For more information, contact NACDS’ Sandra Guckian at 703-774-4801.
Florida
House Speaker Paul Renner and Senate President Kathleen Passidomo announced on February 3 that legislators will hold a 12-day special session that started on February 6.
For more information, contact NACDS’ Leigh Knotts at 803-243-7207.
Illinois
The Department of Healthcare and Family Services (HFS) wishes to inform providers that due to the widespread availability of generic Tamiflu (oseltamivir), the Department will end the temporary procedures outlined in the December 9, 2022 provider notice effective March 1. This affects the Medicaid fee-for-service (FFS) program and the managed care organizations (MCOs).
Effective March 1, the Department will no longer reimburse providers for dispensing brand name Tamiflu or for compounding suspensions with brand name Tamiflu. While there is no current shortage of oral suspension, compounding with the generic oseltamivir will be allowed only in emergency situations, as there still may be localized areas of shortage where demand is high.

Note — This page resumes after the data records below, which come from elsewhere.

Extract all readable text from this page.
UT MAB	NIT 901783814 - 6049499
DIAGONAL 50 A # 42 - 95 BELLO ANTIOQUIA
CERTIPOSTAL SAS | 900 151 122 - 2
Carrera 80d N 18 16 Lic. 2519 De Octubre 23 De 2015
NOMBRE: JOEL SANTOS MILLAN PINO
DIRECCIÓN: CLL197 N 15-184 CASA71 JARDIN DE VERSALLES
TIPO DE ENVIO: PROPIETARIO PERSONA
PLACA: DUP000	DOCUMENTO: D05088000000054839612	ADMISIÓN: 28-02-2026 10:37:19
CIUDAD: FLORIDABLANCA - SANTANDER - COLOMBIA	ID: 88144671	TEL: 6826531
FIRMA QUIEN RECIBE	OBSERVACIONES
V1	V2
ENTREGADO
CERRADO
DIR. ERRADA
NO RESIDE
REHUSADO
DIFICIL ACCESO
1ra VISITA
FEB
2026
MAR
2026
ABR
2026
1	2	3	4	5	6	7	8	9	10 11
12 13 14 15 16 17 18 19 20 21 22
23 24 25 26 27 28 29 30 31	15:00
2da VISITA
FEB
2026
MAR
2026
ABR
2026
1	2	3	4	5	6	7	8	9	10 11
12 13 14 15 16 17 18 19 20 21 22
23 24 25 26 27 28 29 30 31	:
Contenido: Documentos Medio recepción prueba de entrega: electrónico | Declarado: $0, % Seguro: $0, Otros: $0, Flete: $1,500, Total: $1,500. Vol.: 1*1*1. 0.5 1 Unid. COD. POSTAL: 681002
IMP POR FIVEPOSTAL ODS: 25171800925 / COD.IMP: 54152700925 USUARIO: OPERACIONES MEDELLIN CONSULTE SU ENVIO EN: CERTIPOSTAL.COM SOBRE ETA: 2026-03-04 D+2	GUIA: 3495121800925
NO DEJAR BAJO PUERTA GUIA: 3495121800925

The drugs will be removed as preferred products on the Preferred Drug List, and prior authorization will again be required for brand Tamiflu under the FFS program and the MCOs.
Please direct questions regarding this notice to a pharmacy consultant in the Bureau of Professional and Ancillary Services at 877-782-5565 for FFS claims, or the appropriate MCO.

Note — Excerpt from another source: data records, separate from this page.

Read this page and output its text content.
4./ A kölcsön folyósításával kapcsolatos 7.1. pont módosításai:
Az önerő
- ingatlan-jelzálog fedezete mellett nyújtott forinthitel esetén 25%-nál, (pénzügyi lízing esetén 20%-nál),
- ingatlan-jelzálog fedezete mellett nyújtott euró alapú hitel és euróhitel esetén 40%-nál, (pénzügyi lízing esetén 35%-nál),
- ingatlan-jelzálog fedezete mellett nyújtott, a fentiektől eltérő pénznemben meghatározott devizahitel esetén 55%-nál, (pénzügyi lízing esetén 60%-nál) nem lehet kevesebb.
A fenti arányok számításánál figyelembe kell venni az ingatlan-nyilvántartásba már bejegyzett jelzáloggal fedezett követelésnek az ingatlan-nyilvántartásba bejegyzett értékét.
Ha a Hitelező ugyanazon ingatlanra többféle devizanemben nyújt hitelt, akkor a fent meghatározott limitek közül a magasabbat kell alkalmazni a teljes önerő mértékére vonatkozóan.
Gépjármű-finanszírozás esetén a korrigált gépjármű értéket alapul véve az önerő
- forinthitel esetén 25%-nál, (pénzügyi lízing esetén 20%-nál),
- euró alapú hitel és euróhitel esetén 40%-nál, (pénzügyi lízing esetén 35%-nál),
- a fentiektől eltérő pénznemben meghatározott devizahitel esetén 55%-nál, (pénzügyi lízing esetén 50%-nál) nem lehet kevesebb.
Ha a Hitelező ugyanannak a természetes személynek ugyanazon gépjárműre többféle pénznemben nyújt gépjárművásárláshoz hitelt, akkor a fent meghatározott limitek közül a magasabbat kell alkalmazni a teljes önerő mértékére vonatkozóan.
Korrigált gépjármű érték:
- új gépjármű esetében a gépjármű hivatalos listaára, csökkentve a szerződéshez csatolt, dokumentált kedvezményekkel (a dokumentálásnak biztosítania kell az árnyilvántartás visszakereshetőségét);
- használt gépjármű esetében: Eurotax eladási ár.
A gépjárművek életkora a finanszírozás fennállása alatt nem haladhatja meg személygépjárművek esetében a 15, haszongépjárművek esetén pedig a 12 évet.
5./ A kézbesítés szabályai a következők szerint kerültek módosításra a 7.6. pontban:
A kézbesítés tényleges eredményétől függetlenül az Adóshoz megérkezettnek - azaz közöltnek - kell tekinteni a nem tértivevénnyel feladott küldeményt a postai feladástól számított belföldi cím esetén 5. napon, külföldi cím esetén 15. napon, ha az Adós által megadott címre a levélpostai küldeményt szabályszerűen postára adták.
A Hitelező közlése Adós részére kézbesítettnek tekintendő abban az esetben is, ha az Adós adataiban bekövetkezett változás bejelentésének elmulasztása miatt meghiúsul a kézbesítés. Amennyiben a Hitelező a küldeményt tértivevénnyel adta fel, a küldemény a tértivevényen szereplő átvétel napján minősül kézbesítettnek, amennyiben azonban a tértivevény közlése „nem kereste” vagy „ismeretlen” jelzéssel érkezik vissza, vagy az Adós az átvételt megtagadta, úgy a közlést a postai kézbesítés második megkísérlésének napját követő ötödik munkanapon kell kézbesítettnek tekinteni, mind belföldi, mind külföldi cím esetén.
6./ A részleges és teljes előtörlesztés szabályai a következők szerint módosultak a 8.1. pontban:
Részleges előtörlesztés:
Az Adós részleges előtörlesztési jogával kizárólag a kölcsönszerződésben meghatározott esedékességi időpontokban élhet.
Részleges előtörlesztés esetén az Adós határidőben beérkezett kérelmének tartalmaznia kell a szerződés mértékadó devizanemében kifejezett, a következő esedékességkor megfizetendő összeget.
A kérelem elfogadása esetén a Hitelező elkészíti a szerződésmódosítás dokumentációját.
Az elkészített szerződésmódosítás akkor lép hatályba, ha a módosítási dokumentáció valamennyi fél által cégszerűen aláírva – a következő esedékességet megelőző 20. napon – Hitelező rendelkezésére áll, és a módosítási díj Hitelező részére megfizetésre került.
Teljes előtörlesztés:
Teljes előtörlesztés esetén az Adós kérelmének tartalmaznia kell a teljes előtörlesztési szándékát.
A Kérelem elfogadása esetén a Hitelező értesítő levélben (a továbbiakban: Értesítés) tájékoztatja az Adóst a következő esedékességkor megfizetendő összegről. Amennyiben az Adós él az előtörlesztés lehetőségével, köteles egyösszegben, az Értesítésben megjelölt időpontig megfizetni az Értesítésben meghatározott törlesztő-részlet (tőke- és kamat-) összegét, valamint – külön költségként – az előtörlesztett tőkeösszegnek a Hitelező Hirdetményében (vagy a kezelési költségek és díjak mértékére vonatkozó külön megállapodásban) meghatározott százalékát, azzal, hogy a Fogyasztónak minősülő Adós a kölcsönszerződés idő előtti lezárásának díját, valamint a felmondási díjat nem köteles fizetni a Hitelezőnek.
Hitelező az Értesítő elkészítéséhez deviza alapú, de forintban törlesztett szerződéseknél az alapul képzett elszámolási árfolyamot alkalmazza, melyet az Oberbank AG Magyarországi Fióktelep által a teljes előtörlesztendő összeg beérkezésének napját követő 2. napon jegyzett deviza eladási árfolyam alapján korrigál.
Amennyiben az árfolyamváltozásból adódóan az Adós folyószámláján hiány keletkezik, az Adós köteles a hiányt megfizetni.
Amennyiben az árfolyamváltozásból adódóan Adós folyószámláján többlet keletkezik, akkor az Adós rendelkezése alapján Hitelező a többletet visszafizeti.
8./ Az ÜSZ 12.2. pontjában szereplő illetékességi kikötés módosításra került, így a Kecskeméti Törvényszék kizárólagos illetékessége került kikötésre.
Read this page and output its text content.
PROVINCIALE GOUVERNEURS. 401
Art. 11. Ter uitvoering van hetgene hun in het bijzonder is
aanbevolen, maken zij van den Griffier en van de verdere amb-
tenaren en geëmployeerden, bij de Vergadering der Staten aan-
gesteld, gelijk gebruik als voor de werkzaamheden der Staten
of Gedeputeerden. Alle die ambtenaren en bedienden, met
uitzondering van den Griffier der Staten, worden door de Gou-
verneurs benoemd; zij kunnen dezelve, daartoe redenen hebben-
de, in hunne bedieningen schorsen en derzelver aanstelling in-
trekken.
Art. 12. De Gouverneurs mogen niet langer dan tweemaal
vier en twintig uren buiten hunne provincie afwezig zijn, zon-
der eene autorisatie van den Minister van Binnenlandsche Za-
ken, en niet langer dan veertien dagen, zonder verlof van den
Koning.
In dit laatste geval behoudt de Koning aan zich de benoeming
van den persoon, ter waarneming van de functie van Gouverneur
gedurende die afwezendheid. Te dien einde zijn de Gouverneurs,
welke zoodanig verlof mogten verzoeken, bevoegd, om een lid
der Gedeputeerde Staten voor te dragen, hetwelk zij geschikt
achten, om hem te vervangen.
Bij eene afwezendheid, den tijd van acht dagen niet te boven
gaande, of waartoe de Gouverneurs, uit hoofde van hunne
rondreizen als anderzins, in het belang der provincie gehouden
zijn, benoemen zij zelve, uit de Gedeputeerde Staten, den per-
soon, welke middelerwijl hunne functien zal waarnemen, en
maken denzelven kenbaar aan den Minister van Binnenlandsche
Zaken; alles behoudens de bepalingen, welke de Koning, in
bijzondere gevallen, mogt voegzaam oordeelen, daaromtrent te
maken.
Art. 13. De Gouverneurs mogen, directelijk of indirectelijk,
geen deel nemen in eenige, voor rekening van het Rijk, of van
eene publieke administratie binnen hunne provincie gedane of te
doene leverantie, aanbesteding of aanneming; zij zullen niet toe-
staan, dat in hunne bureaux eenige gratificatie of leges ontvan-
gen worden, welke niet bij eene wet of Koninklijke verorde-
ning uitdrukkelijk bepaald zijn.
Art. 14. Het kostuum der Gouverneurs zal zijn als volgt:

For more information, contact NACDS’ Leigh Knotts at 803-243-7207.
Iowa
NACDS and the National Association of Specialty Pharmacy NACDS submitted a comment letter to the Iowa Division of Insurance suggesting modifications which would limit the definition of “specialty drugs.”

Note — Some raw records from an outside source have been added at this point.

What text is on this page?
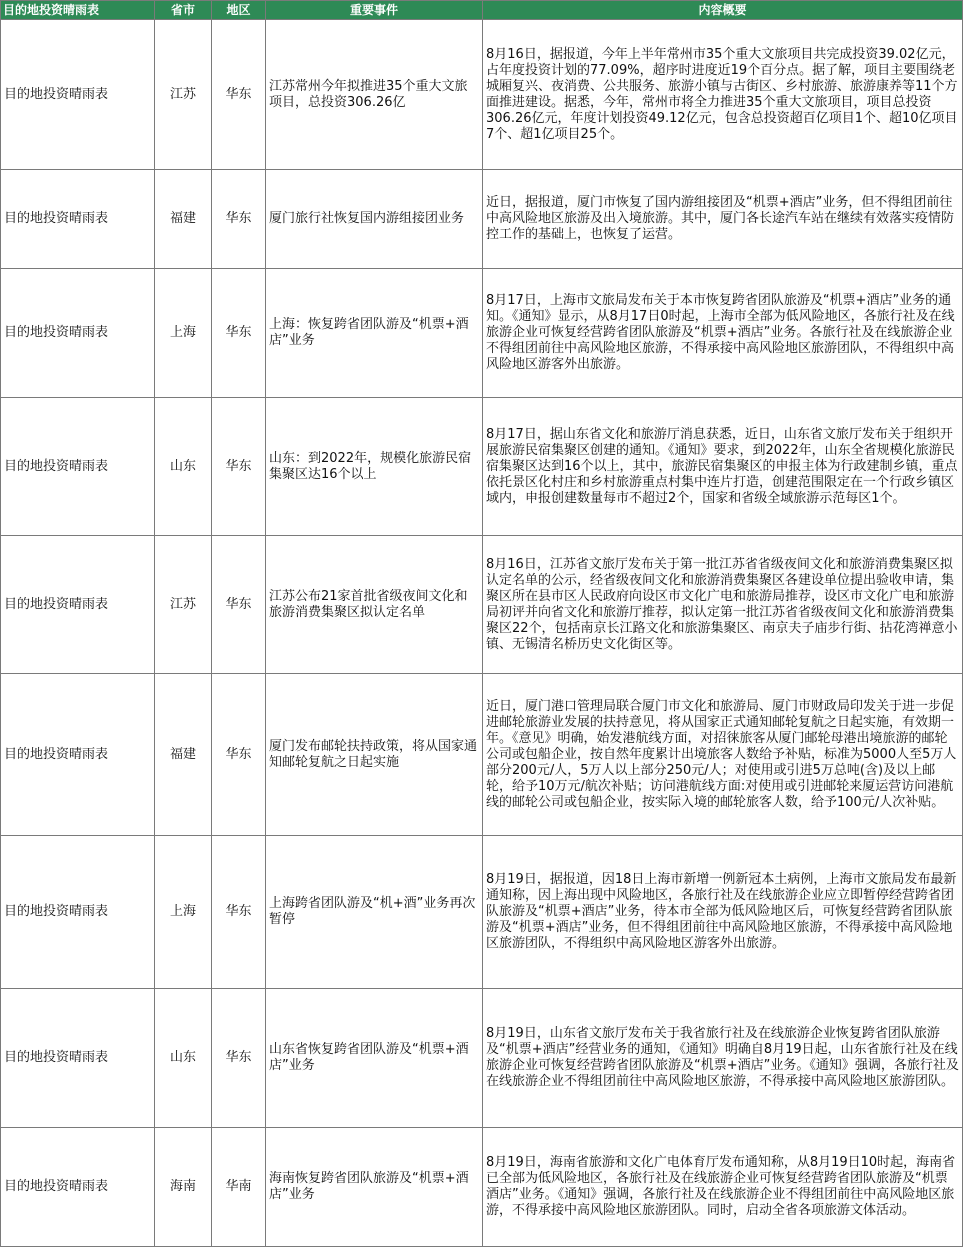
目的地投资晴雨表	省市	地区	重要事件	内容概要
目的地投资晴雨表	江苏	华东	江苏常州今年拟推进35个重大文旅项目，总投资306.26亿	8月16日，据报道，今年上半年常州市35个重大文旅项目共完成投资39.02亿元，占年度投资计划的77.09%，超序时进度近19个百分点。据了解，项目主要围绕老城厢复兴、夜消费、公共服务、旅游小镇与古街区、乡村旅游、旅游康养等11个方面推进建设。据悉，今年，常州市将全力推进35个重大文旅项目，项目总投资306.26亿元，年度计划投资49.12亿元，包含总投资超百亿项目1个、超10亿项目7个、超1亿项目25个。
目的地投资晴雨表	福建	华东	厦门旅行社恢复国内游组接团业务	近日，据报道，厦门市恢复了国内游组接团及“机票+酒店”业务，但不得组团前往中高风险地区旅游及出入境旅游。其中，厦门各长途汽车站在继续有效落实疫情防控工作的基础上，也恢复了运营。
目的地投资晴雨表	上海	华东	上海：恢复跨省团队游及“机票+酒店”业务	8月17日，上海市文旅局发布关于本市恢复跨省团队旅游及“机票+酒店”业务的通知。《通知》显示，从8月17日0时起，上海市全部为低风险地区，各旅行社及在线旅游企业可恢复经营跨省团队旅游及“机票+酒店”业务。各旅行社及在线旅游企业不得组团前往中高风险地区旅游，不得承接中高风险地区旅游团队，不得组织中高风险地区游客外出旅游。
目的地投资晴雨表	山东	华东	山东：到2022年，规模化旅游民宿集聚区达16个以上	8月17日，据山东省文化和旅游厅消息获悉，近日，山东省文旅厅发布关于组织开展旅游民宿集聚区创建的通知。《通知》要求，到2022年，山东全省规模化旅游民宿集聚区达到16个以上，其中，旅游民宿集聚区的申报主体为行政建制乡镇，重点依托景区化村庄和乡村旅游重点村集中连片打造，创建范围限定在一个行政乡镇区域内，申报创建数量每市不超过2个，国家和省级全域旅游示范每区1个。
目的地投资晴雨表	江苏	华东	江苏公布21家首批省级夜间文化和旅游消费集聚区拟认定名单	8月16日，江苏省文旅厅发布关于第一批江苏省省级夜间文化和旅游消费集聚区拟认定名单的公示，经省级夜间文化和旅游消费集聚区各建设单位提出验收申请，集聚区所在县市区人民政府向设区市文化广电和旅游局推荐，设区市文化广电和旅游局初评并向省文化和旅游厅推荐，拟认定第一批江苏省省级夜间文化和旅游消费集聚区22个，包括南京长江路文化和旅游集聚区、南京夫子庙步行街、拈花湾禅意小镇、无锡清名桥历史文化街区等。
目的地投资晴雨表	福建	华东	厦门发布邮轮扶持政策，将从国家通知邮轮复航之日起实施	近日，厦门港口管理局联合厦门市文化和旅游局、厦门市财政局印发关于进一步促进邮轮旅游业发展的扶持意见，将从国家正式通知邮轮复航之日起实施，有效期一年。《意见》明确，始发港航线方面，对招徕旅客从厦门邮轮母港出境旅游的邮轮公司或包船企业，按自然年度累计出境旅客人数给予补贴，标准为5000人至5万人部分200元/人，5万人以上部分250元/人；对使用或引进5万总吨(含)及以上邮轮，给予10万元/航次补贴；访问港航线方面:对使用或引进邮轮来厦运营访问港航线的邮轮公司或包船企业，按实际入境的邮轮旅客人数，给予100元/人次补贴。
目的地投资晴雨表	上海	华东	上海跨省团队游及“机+酒”业务再次暂停	8月19日，据报道，因18日上海市新增一例新冠本土病例，上海市文旅局发布最新通知称，因上海出现中风险地区，各旅行社及在线旅游企业应立即暂停经营跨省团队旅游及“机票+酒店”业务，待本市全部为低风险地区后，可恢复经营跨省团队旅游及“机票+酒店”业务，但不得组团前往中高风险地区旅游，不得承接中高风险地区旅游团队，不得组织中高风险地区游客外出旅游。
目的地投资晴雨表	山东	华东	山东省恢复跨省团队游及“机票+酒店”业务	8月19日，山东省文旅厅发布关于我省旅行社及在线旅游企业恢复跨省团队旅游及“机票+酒店”经营业务的通知，《通知》明确自8月19日起，山东省旅行社及在线旅游企业可恢复经营跨省团队旅游及“机票+酒店”业务。《通知》强调，各旅行社及在线旅游企业不得组团前往中高风险地区旅游，不得承接中高风险地区旅游团队。
目的地投资晴雨表	海南	华南	海南恢复跨省团队旅游及“机票+酒店”业务	8月19日，海南省旅游和文化广电体育厅发布通知称，从8月19日10时起，海南省已全部为低风险地区，各旅行社及在线旅游企业可恢复经营跨省团队旅游及“机票 酒店”业务。《通知》强调，各旅行社及在线旅游企业不得组团前往中高风险地区旅游，不得承接中高风险地区旅游团队。同时，启动全省各项旅游文体活动。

For more information, contact NACDS’ Sandra Guckian at 703-774-4801.
Kansas
HB 2263, legislation that would add pharmacy technicians over 18 years of age to the list of those that can administer vaccinations under Kansas law was amended and reported favorable from the House Health and Human Services Committee on February 6. Next, the bill goes to the full House. NACDS pharmacist and technician constituents are urged to contact their state representative and ask them to vote for HB 2263.